Les 9 prédictions Invox 2020 : inbound marketing, marketing automation, contenus, demand generation, social media…

Guilhem
3 janvier 2020
12 min

Chaque année, Invox publie ses « prédictions » pour les 12 mois à venir. Mix de boule de cristal, d’apprentissages de l’année écoulée, de lectures, d’échanges avec nos prospects et clients… ces prédictions donnent le LA de notre activité annuelle au sein de l’agence et avec nos clients.
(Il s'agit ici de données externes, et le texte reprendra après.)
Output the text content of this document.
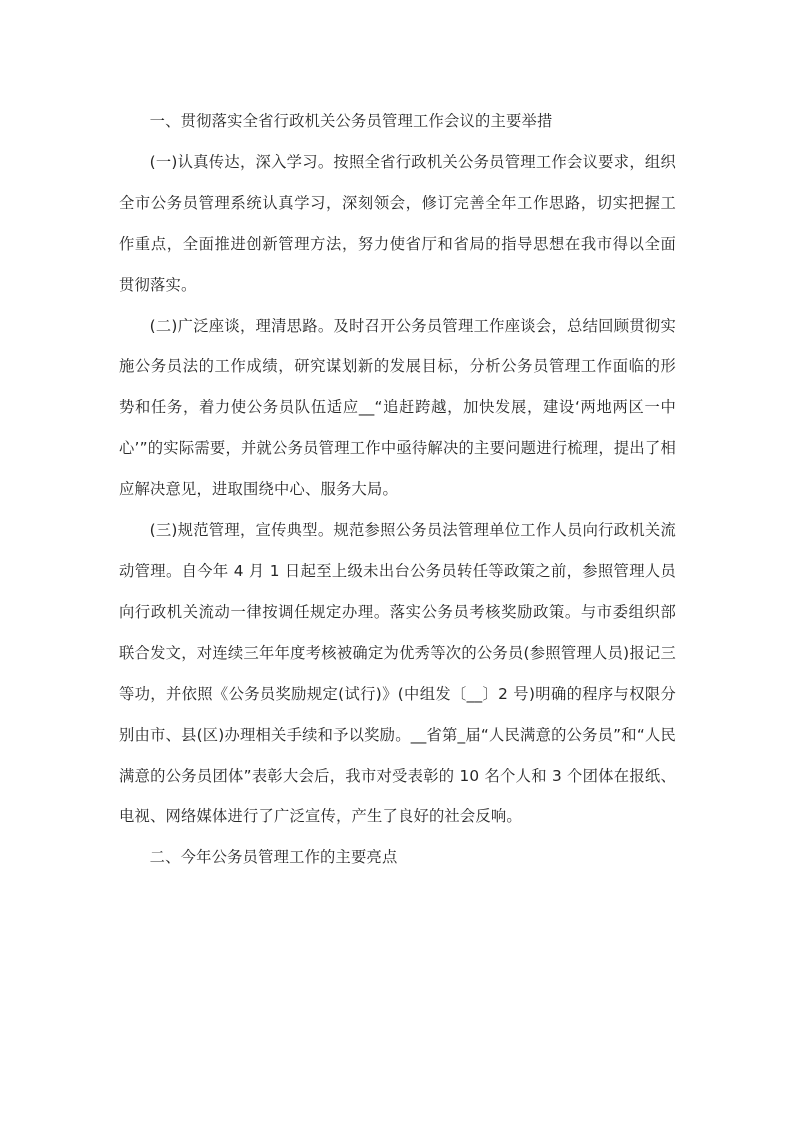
一、贯彻落实全省行政机关公务员管理工作会议的主要举措

(一)认真传达，深入学习。按照全省行政机关公务员管理工作会议要求，组织全市公务员管理系统认真学习，深刻领会，修订完善全年工作思路，切实把握工作重点，全面推进创新管理方法，努力使省厅和省局的指导思想在我市得以全面贯彻落实。

(二)广泛座谈，理清思路。及时召开公务员管理工作座谈会，总结回顾贯彻实施公务员法的工作成绩，研究谋划新的发展目标，分析公务员管理工作面临的形势和任务，着力使公务员队伍适应__“追赶跨越，加快发展，建设‘两地两区一中心’”的实际需要，并就公务员管理工作中亟待解决的主要问题进行梳理，提出了相应解决意见，进取围绕中心、服务大局。

(三)规范管理，宣传典型。规范参照公务员法管理单位工作人员向行政机关流动管理。自今年 4 月 1 日起至上级未出台公务员转任等政策之前，参照管理人员向行政机关流动一律按调任规定办理。落实公务员考核奖励政策。与市委组织部联合发文，对连续三年年度考核被确定为优秀等次的公务员(参照管理人员)报记三等功，并依照《公务员奖励规定(试行)》(中组发〔__〕2 号)明确的程序与权限分别由市、县(区)办理相关手续和予以奖励。__省第_届“人民满意的公务员”和“人民满意的公务员团体”表彰大会后，我市对受表彰的 10 名个人和 3 个团体在报纸、电视、网络媒体进行了广泛宣传，产生了良好的社会反响。

二、今年公务员管理工作的主要亮点
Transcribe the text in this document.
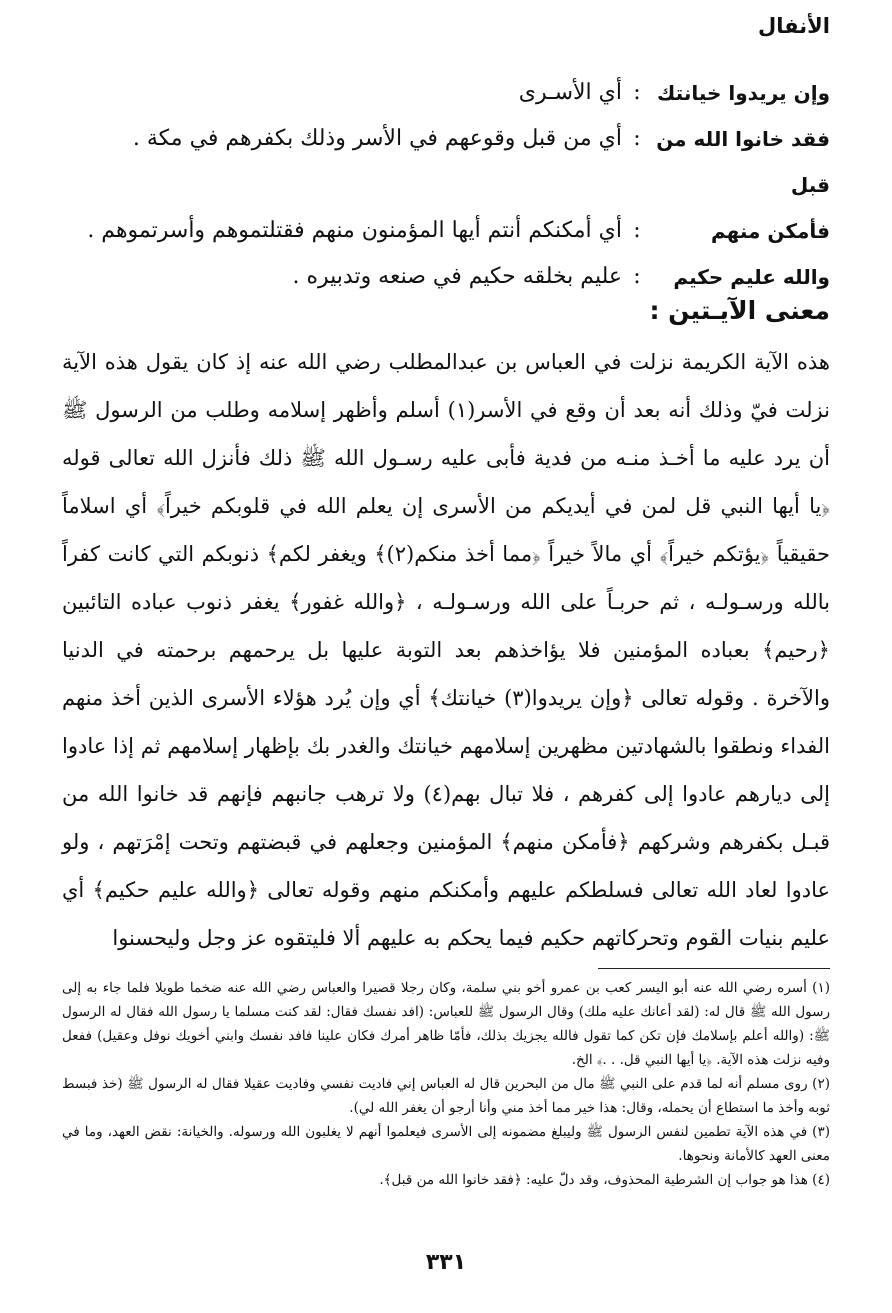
الأنفال
وإن يريدوا خيانتك
:
أي الأسـرى
فقد خانوا الله من قبل
:
أي من قبل وقوعهم في الأسر وذلك بكفرهم في مكة .
فأمكن منهم
:
أي أمكنكم أنتم أيها المؤمنون منهم فقتلتموهم وأسرتموهم .
والله عليم حكيم
:
عليم بخلقه حكيم في صنعه وتدبيره .
معنى الآيـتين :
هذه الآية الكريمة نزلت في العباس بن عبدالمطلب رضي الله عنه إذ كان يقول هذه الآية نزلت فيّ وذلك أنه بعد أن وقع في الأسر(١) أسلم وأظهر إسلامه وطلب من الرسول ﷺ أن يرد عليه ما أخـذ منـه من فدية فأبى عليه رسـول الله ﷺ ذلك فأنزل الله تعالى قوله ﴿يا أيها النبي قل لمن في أيديكم من الأسرى إن يعلم الله في قلوبكم خيراً﴾ أي اسلاماً حقيقياً ﴿يؤتكم خيراً﴾ أي مالاً خيراً ﴿مما أخذ منكم(٢)﴾ ويغفر لكم﴾ ذنوبكم التي كانت كفراً بالله ورسـولـه ، ثم حربـاً على الله ورسـولـه ، ﴿والله غفور﴾ يغفر ذنوب عباده التائبين ﴿رحيم﴾ بعباده المؤمنين فلا يؤاخذهم بعد التوبة عليها بل يرحمهم برحمته في الدنيا والآخرة . وقوله تعالى ﴿وإن يريدوا(٣) خيانتك﴾ أي وإن يُرد هؤلاء الأسرى الذين أخذ منهم الفداء ونطقوا بالشهادتين مظهرين إسلامهم خيانتك والغدر بك بإظهار إسلامهم ثم إذا عادوا إلى ديارهم عادوا إلى كفرهم ، فلا تبال بهم(٤) ولا ترهب جانبهم فإنهم قد خانوا الله من قبـل بكفرهم وشركهم ﴿فأمكن منهم﴾ المؤمنين وجعلهم في قبضتهم وتحت إمْرَتهم ، ولو عادوا لعاد الله تعالى فسلطكم عليهم وأمكنكم منهم وقوله تعالى ﴿والله عليم حكيم﴾ أي عليم بنيات القوم وتحركاتهم حكيم فيما يحكم به عليهم ألا فليتقوه عز وجل وليحسنوا

(١) أسره رضي الله عنه أبو اليسر كعب بن عمرو أخو بني سلمة، وكان رجلا قصيرا والعباس رضي الله عنه ضخما طويلا فلما جاء به إلى رسول الله ﷺ قال له: (لقد أعانك عليه ملك) وقال الرسول ﷺ للعباس: (افد نفسك فقال: لقد كنت مسلما يا رسول الله فقال له الرسول ﷺ: (والله أعلم بإسلامك فإن تكن كما تقول فالله يجزيك بذلك، فأمّا ظاهر أمرك فكان علينا فافد نفسك وابني أخويك نوفل وعقيل) ففعل وفيه نزلت هذه الآية. ﴿يا أيها النبي قل. . .﴾ الخ.

(٢) روى مسلم أنه لما قدم على النبي ﷺ مال من البحرين قال له العباس إني فاديت نفسي وفاديت عقيلا فقال له الرسول ﷺ (خذ فبسط ثوبه وأخذ ما استطاع أن يحمله، وقال: هذا خير مما أخذ مني وأنا أرجو أن يغفر الله لي).

(٣) في هذه الآية تطمين لنفس الرسول ﷺ وليبلغ مضمونه إلى الأسرى فيعلموا أنهم لا يغلبون الله ورسوله. والخيانة: نقض العهد، وما في معنى العهد كالأمانة ونحوها.

(٤) هذا هو جواب إن الشرطية المحذوف، وقد دلّ عليه: ﴿فقد خانوا الله من قبل﴾.

٣٣١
Prêt pour un saut (de puce) dans le futur ?

Les prévisions marketing Invox : une tradition depuis 2015

2016, 2017, 2018 & 2019 ont connu leurs prévisions marketing… Cette année, nous sentons une vraie montée en puissance sur l’ensemble des notions de la demand generation – comme si l’ensemble du marché était bien plus mature et conscient des enjeux de chacune des mécaniques.
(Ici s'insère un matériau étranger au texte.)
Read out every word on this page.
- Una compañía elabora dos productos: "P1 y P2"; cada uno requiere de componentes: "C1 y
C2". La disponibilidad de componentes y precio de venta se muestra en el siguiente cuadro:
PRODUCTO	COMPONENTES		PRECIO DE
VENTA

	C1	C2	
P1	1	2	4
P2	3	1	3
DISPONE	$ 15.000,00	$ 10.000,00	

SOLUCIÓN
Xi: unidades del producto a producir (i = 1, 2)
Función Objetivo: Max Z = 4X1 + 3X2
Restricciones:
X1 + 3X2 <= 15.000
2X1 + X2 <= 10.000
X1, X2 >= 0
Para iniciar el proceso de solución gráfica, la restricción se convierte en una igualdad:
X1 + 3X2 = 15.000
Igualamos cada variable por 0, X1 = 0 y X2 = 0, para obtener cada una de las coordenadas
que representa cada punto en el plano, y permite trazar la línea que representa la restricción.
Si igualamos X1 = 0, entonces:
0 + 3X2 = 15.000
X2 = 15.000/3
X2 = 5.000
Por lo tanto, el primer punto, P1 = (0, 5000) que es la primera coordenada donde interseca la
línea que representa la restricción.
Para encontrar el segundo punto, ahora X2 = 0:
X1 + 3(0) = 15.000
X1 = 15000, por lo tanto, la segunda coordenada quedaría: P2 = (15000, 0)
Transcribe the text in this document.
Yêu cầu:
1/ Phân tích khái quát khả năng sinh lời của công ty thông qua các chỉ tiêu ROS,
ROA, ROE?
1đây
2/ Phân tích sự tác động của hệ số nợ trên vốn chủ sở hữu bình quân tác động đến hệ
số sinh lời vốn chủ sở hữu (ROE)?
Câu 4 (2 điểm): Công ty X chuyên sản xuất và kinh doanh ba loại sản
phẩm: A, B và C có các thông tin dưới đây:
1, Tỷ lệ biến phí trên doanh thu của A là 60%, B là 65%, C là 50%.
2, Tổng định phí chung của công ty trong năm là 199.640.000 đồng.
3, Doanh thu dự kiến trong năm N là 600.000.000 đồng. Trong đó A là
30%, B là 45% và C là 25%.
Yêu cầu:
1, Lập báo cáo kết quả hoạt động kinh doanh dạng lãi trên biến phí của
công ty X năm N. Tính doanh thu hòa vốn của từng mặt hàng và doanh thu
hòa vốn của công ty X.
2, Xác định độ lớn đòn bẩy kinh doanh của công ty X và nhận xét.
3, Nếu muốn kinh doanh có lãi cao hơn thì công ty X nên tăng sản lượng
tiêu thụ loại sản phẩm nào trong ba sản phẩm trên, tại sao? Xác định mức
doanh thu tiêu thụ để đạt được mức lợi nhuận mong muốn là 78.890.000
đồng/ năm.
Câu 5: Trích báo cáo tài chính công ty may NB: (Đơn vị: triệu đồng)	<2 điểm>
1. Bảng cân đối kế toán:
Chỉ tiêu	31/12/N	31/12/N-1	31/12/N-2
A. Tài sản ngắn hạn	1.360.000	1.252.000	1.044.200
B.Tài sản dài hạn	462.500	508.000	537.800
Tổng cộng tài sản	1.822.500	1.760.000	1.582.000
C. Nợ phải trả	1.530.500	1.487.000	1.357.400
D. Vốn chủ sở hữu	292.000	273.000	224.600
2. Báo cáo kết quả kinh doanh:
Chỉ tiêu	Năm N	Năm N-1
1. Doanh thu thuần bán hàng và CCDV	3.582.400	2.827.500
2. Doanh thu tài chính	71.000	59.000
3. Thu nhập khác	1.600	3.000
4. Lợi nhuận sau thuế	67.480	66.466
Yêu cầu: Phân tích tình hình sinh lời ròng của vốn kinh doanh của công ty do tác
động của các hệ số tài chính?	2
De manière générale, les marketeurs, directions commerciales et les dirigeants avec lesquels nous échangeons ont maintenant bien compris que pour réussir la génération pérenne de business, il fallait aligner les étoiles (et donc agir) sur ces 4 éléments :

  • doter une entreprise B2B d’une voix et d’une expertise sur ses sujets via une vraie stratégie de création de contenu, et le faire de manière de plus en plus qualitative, en variant les formats, en recyclant / ré-utilisant les contenus passés…
  • maîtriser les « Martech » (les solutions et logiciels dédiés au marketing) et les Salestech, pour mécaniser les étapes de traitement du lead (qualification, closing, fidélisation, anti-churn), tracker l’ensemble des interactions et automatiser des scénarios de prise de parole permettant de faire avancer les leads dans le funnel…
  • utiliser l’ensemble des canaux de diffusion des contenus, les traditionnels SEO et social media organique, mais aussi et surtout les canaux social ads, display (réseau Google, YouTube ou presse plus spécifique), emailing… pour booster l’acquisition de trafic et la génération de leads.
  • accompagner le changement de culture nécessaire au sein des entreprises, de l’organisation marketing-ventes et des équipes, afin d’amener à une prise de conscience des enjeux, transformer les manières d’opérer et les processus, donner les compétences à chacun, favoriser l’apparition des nouveaux postes sur les deux expertises…

Cela tombe bien, travailler sur ces 4 axes est exactement la mission d’Invox ;). Nos prédictions 2020 vont d’ailleurs en ce sens ! Nous sommes évidemment très, très enthousiastes quant à ce qui arrive dans nos métiers cette année… pour finir une décennie qui a été assez incroyable :).

Et vous ?

Les 9 tendances marketing de 2020

Prévisions 2020 industrialisation

« La personnalisation / verticalisation des contenus se fait à un niveau industriel »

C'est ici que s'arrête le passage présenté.